A detailed description of the module and methods follows.

All parameters to new() are optional.  They can be completely omitted
or set later.

The default value for in_delim is the vertical bar (AKA pipe), the
standard delimiter for files created with the Informix-SQL "unload"
command. You may substitute any other character eg. comma, colon,
period etc.  If you wish to specify a blank separator, use the
lower-case letter 'b' as your parameter.  Other than that b, we
obviously do not recommend using an alphanumeric character as a field
delimiter.  There is [currently] no method for specifying a pattern.

The default value for out_delim is copied from in_delim, whether using
the default in_delim or set in the new() method.  Or you can set it
using the out_delim() method.
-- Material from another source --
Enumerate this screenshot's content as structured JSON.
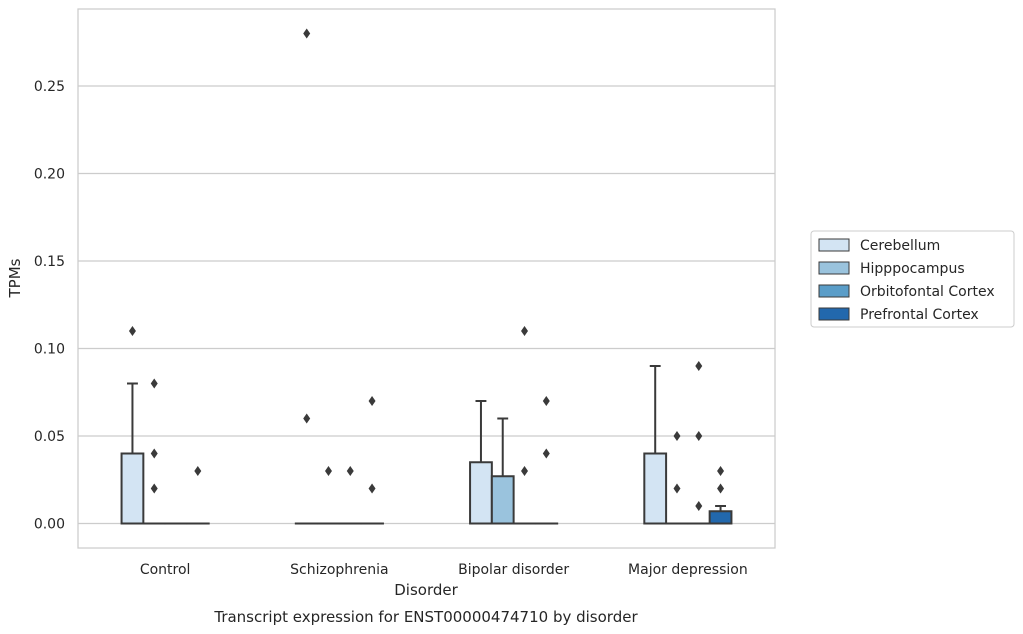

As with in_delim, do not use an alphanumeric
delimiter if you want your output to be readable. Also, the letter b will
be interpreted as a space (blank)

For methods in_delim(), out_delim(), and out_file(), supplying a
parameter sets the indicated attribute; omitting it returns the value
(Ye Olde accessor-mutator) of that attribute.  Thus, you can omit the
delimter parametes from the new() method and set them later.
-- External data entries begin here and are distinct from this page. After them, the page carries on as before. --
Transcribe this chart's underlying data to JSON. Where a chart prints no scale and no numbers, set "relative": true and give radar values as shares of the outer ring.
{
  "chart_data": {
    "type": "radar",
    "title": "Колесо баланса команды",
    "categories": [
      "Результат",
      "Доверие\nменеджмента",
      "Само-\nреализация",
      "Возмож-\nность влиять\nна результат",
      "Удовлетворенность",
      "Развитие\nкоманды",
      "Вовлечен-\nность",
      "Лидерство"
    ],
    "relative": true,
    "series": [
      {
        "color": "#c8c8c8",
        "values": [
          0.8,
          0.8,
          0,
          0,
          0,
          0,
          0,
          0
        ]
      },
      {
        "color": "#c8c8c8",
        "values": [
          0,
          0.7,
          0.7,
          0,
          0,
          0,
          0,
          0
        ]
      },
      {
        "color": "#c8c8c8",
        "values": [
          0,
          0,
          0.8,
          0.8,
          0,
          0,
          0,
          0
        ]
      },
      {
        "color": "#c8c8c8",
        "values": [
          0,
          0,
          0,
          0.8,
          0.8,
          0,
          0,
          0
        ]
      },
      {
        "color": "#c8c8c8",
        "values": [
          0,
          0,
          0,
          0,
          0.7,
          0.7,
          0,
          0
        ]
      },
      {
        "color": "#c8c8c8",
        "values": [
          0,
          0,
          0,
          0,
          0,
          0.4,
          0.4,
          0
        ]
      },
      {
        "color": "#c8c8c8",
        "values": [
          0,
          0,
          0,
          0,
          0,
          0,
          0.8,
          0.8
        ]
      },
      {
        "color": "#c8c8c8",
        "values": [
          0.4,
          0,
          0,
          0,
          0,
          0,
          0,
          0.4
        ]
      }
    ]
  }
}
Note that you can dynamically change the input column separator.  If
your data input is from different sources that use different column
separators e.g. one comma-separated file and one colon-separated file, you
can switch how the UNLreport object splits the line to follow the change.
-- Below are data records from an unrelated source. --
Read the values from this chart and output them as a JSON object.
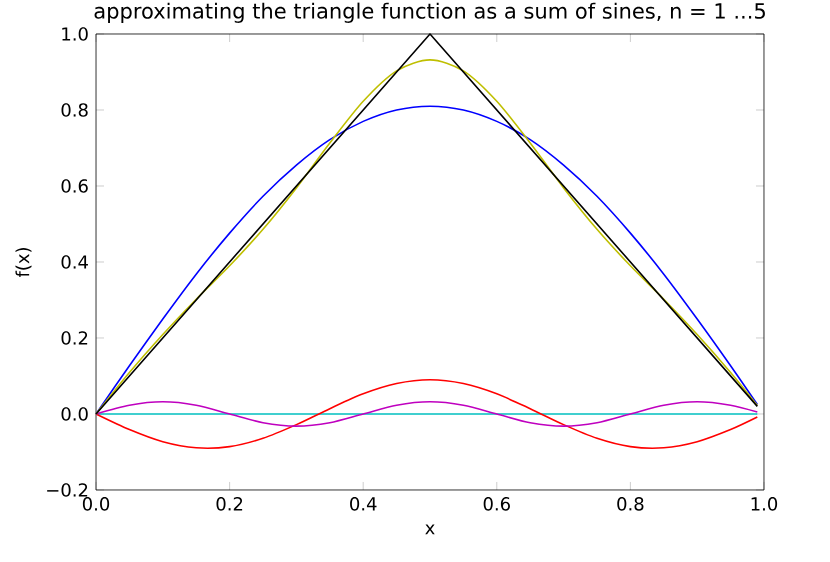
{
  "chart_data": {
    "type": "line",
    "title": "approximating the triangle function as a sum of sines, n = 1 ...5",
    "xlabel": "x",
    "ylabel": "f(x)",
    "x": [
      0,
      0.05,
      0.1,
      0.15,
      0.2,
      0.25,
      0.3,
      0.35,
      0.4,
      0.45,
      0.5,
      0.55,
      0.6,
      0.65,
      0.7,
      0.75,
      0.8,
      0.85,
      0.9,
      0.95,
      0.99
    ],
    "series": [
      {
        "color": "#0000ff",
        "values": [
          0,
          0.127,
          0.25,
          0.368,
          0.476,
          0.573,
          0.655,
          0.722,
          0.77,
          0.8,
          0.81,
          0.8,
          0.77,
          0.722,
          0.655,
          0.573,
          0.476,
          0.368,
          0.25,
          0.127,
          0.025
        ]
      },
      {
        "color": "#00bfbf",
        "values": [
          0,
          0,
          0,
          0,
          0,
          0,
          0,
          0,
          0,
          0,
          0,
          0,
          0,
          0,
          0,
          0,
          0,
          0,
          0,
          0,
          0
        ]
      },
      {
        "color": "#ff0000",
        "values": [
          0,
          -0.041,
          -0.073,
          -0.089,
          -0.086,
          -0.064,
          -0.028,
          0.014,
          0.053,
          0.08,
          0.09,
          0.08,
          0.053,
          0.014,
          -0.028,
          -0.064,
          -0.086,
          -0.089,
          -0.073,
          -0.041,
          -0.008
        ]
      },
      {
        "color": "#bf00bf",
        "values": [
          0,
          0.023,
          0.032,
          0.023,
          0,
          -0.023,
          -0.032,
          -0.023,
          0,
          0.023,
          0.032,
          0.023,
          0,
          -0.023,
          -0.032,
          -0.023,
          0,
          0.023,
          0.032,
          0.023,
          0.005
        ]
      },
      {
        "color": "#bfbf00",
        "values": [
          0,
          0.109,
          0.209,
          0.302,
          0.39,
          0.486,
          0.595,
          0.713,
          0.823,
          0.903,
          0.932,
          0.903,
          0.823,
          0.713,
          0.595,
          0.486,
          0.39,
          0.302,
          0.209,
          0.109,
          0.022
        ]
      },
      {
        "color": "#000000",
        "x": [
          0,
          0.5,
          0.99
        ],
        "values": [
          0,
          1,
          0.02
        ]
      }
    ],
    "xlim": [
      0,
      1
    ],
    "ylim": [
      -0.2,
      1
    ],
    "xticks": [
      {
        "value": 0,
        "label": "0.0"
      },
      0.2,
      0.4,
      0.6,
      0.8,
      {
        "value": 1,
        "label": "1.0"
      }
    ],
    "yticks": [
      {
        "value": -0.2,
        "label": "−0.2"
      },
      {
        "value": 0,
        "label": "0.0"
      },
      0.2,
      0.4,
      0.6,
      0.8,
      {
        "value": 1,
        "label": "1.0"
      }
    ],
    "grid": false,
    "marker": "none",
    "line_style": "solid"
  }
}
On the other hand, the assumption is that all output is to be delimited
the same way.  Similarly, all output [from one UNLreport object] is targeted
to the same output file. The UNLreport object does not really care about the
output column separator or the output file until it is ready to generate the
output.  Hence, it is permissible but futile to call out_delim() (or
out_file()) to set these attributes more than once; only the final call
before output will have the intended effect, overwriting the work of any
previous call.

The default output file is, of course, STDOUT.  You can specify a path
here.  The default mode is '>' - to write the output as a new file,
overwriting any existing file by name name.  If that is not your
intention, use
  mode => ">>"
to append to an existing file.

You send a line to the report by using the overloaded + operator. You
may send it a line with the delimiters intact - as from an UNLOAD
command.  Or you can send it a REFERENCE to an array, as you would have
if you are doing SQL-FETCH commmands and want a neat report on the data.

=head1 EXPORT

No functions or variables are exported from this module at this time.

=head1 HISTORY

Original version; created by h2xs release 1.23 with options:
  -XAC
    -n
    UNLreport

=head1 BACKGROUND

This module is the next stage of a script that started life as a shell
script, beautify-unl.sh.  Its purpose was to straighten out the zig-zag
columns produces by the Informix SQL command UNLOAD.  Hence, the
default columns separator is the | character, both for splitting the
input columns as well as formatting the output lines. The first Perl
attempt was UNLreport.pm, which works was not CPAN-worthy.


=head1 SEE ALSO

The original shell script, which still works very well, can be found at
this URL:
http://www.iiug.org/software/archive/beautify-unl.shar

You may need to be a member of the IIUG to download this.

=head1 AUTHOR

Jacob Salomon, jakesalomon@yahoo.com

=head1 COPYRIGHT AND LICENSE

Copyright (C) 2011 by Jacob Salomon

This library is free software; you can redistribute it and/or modify
it under the same terms as Perl itself, either Perl version 5.10.1 or,
at your option, any later version of Perl 5 you may have available.